Les multiples facettes du coronavirus
C’est une menace à prendre au sérieux. Coronavirus a défié les frontières géographiques et sociales. Mais ce « nouveau » virus devrait être examiné sous plusieurs angles.
Le principal danger du « Covid-19 » réside dans sa capacité exponentielle de contamination. Il n’est pas aussi mortel que d’autres maladies infectieuses, mais il se propage vite, très vite. Et il met à nu des systèmes de santé incapables de prendre en charge simultanément un grand nombre de personnes contaminées et donc de réagir efficacement face à une situation exceptionnelle où la demande de soins est massive.

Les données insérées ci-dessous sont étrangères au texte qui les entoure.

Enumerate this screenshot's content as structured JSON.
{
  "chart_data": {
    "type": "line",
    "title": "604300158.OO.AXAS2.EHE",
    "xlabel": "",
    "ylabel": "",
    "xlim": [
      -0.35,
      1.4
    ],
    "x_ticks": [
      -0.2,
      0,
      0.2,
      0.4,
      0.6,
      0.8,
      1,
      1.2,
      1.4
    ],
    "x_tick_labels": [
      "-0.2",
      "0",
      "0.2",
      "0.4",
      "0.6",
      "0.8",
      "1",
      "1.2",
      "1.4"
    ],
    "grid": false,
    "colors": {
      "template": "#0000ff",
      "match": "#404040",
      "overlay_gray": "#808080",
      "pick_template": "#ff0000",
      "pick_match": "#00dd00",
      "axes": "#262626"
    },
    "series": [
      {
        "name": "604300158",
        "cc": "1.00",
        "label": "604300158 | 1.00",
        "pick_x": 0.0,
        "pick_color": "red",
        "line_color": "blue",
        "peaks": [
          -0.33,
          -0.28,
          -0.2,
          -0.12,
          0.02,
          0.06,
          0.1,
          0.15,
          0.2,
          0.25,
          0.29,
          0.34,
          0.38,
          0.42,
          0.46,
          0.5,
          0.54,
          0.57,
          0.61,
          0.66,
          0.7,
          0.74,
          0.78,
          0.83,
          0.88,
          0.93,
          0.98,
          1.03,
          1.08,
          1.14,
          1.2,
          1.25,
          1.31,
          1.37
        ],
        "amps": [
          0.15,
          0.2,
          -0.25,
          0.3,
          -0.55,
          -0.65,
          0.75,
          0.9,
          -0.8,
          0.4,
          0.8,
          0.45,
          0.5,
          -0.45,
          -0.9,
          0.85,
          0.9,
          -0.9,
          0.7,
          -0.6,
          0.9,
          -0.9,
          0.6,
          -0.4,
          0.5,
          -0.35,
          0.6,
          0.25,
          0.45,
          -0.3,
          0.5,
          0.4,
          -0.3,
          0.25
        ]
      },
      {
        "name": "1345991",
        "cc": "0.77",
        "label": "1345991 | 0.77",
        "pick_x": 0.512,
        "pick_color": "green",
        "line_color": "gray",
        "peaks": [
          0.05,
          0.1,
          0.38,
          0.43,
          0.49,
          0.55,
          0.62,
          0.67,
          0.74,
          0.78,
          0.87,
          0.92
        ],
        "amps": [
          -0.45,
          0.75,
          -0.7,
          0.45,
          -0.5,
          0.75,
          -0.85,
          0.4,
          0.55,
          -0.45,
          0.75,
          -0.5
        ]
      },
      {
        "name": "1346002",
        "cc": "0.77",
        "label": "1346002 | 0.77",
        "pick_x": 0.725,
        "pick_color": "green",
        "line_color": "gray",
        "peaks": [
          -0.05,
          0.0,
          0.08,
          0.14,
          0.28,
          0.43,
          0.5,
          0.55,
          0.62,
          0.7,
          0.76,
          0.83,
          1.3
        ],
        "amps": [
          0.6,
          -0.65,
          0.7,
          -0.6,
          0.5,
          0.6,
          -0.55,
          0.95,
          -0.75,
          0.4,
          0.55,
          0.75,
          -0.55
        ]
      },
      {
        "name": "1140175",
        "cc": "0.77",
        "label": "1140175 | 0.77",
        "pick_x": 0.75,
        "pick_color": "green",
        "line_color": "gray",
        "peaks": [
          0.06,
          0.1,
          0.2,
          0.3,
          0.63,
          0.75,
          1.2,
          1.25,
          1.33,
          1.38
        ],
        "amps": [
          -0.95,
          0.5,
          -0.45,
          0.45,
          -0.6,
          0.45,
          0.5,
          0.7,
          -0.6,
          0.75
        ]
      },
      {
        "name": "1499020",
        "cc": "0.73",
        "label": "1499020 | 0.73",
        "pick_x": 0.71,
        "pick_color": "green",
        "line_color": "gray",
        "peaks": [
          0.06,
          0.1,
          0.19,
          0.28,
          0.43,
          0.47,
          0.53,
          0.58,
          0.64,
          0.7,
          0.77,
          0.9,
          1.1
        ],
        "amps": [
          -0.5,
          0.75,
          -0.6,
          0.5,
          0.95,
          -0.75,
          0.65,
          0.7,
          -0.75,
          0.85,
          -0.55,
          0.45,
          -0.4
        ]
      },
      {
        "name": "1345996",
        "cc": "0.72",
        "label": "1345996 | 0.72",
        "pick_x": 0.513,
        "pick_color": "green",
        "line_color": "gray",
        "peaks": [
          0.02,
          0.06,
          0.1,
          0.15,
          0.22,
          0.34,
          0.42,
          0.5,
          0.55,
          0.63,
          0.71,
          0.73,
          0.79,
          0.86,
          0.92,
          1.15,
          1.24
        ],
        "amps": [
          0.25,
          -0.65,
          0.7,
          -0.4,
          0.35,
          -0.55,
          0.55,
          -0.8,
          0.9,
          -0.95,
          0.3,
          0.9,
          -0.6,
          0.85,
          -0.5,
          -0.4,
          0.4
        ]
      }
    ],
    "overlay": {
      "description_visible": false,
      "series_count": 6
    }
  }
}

Au cours des dernières décennies, les systèmes de santé ont, en général, été prisonniers de deux logiques complices et complémentaires : la privatisation des services de santé et la réduction des dépenses budgétaires des Etats, affectées au secteur public de la santé.
Coronavirus, « nouvelle version », va bousculer cette évolution. Il va surtout révéler le fait que les Etats ne mettent pas ou mettent insuffisamment l’être humain et la préservation de la nature au centre des politiques publiques. Les modèles de développement adoptées depuis plus d’un siècle, basés sur la course à la production et la consommation de l’énergie fossile, ont eu un effet principalement destructeur.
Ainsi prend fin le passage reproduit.